Experts expect a lot from the observatory

May 15, 2009 08:14 GMT  ·  By
Kepler will study about 100,000 stars over three and a half years, in an attempt to find as many Earth-sized exoplanets as possible
   Kepler will study about 100,000 stars over three and a half years, in an attempt to find as many Earth-sized exoplanets as possible

Designed specifically to peer into the heart of distant star systems inside the Milky Way, the Kepler Space Telescope (KST) has a huge task ahead of it, namely to find Earth-like planets that may be lurking in the deep recesses of space, or which are too small to be identified using existing telescopes. Launched on March 6th, the instrument has thus far spent its time calibrating its highly sensitive instruments and ensuring that the light that entered its lenses at launch did not affect any of its delicate sensors or circuitry.

Now that the tests are complete, mission controllers are excited to announce the inception of real scientific observations with the new observatory. For the next three-and-a-half years, the telescope will move around the Sun in an Earth-trailing orbit, and will analyze light coming from more than 100,000 stars that have been especially selected for this mission. The astronomers who established Kepler's targets said that these stellar formations held the greatest chances of actually having Earth-like planets orbiting them. As far as sizes and magnitudes go, they are roughly similar to the Sun, which makes them a prime target for this type of observations.

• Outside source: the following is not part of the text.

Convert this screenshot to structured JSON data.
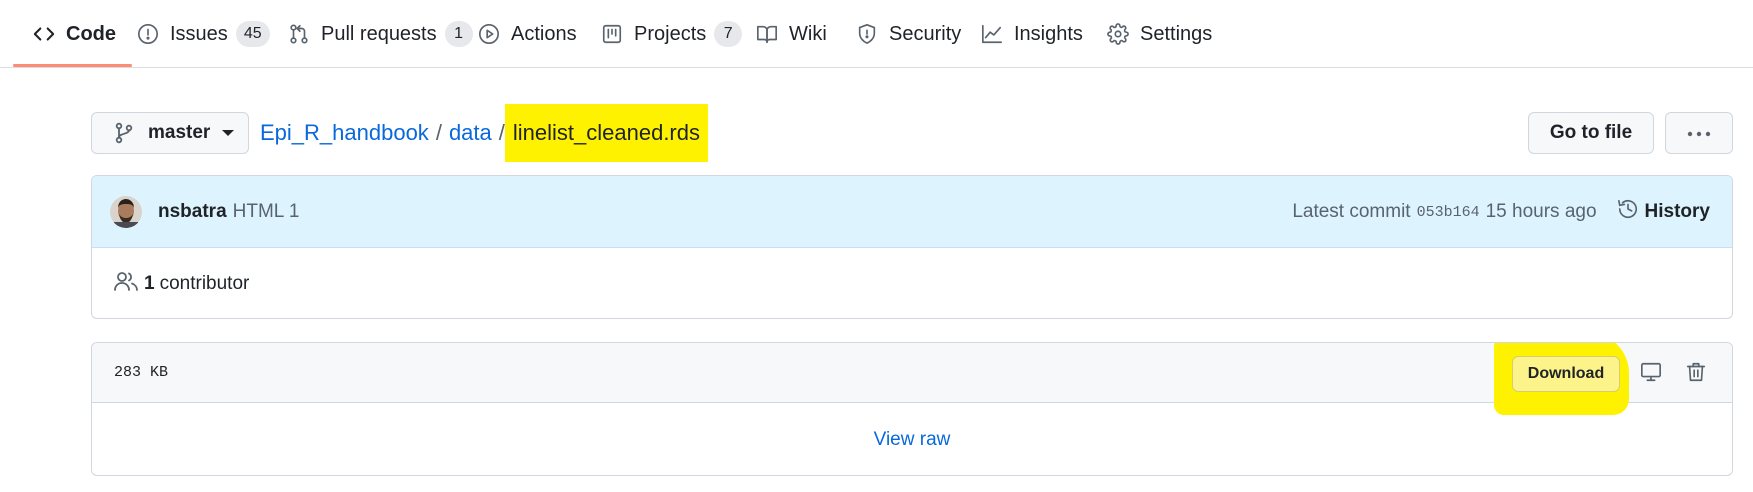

“Now the fun begins. We are all really excited to start sorting through the data and discovering the planets,” Ames Research Center Kepler Science Principal Investigator William Borucki, from the facility's headquarters, in Moffett Field, California, said. NASA also announced that the first list of targets had already been completed by mission controllers, and that the data had already been uploaded and programmed into the telescope's computerized “brain.”

“If Kepler got into a staring contest, it would win. The spacecraft is ready to stare intently at the same stars for several years so that it can precisely measure the slightest changes in their brightness caused by planets,” Kepler Project Manager at the Jet Propulsion Laboratory James Fanson, from the lab's headquarters, in Pasadena, California, added. Discovering planets as small as the Earth around very distant stars is very tricky, as the observatory performing the measurements needs to be extremely accurate.

It has to record very slight and tiny variations in the star's luminosity, which could, in turn, imply that a planet, moon, or asteroid has moved between it and the telescope. But a planet could take several Earth years to orbit its star, therefore any telescope observing a certain region would need to continuously peer at it, in order to ensure that what it has discovered is a planet, and not just some random celestial body just happening to pass by.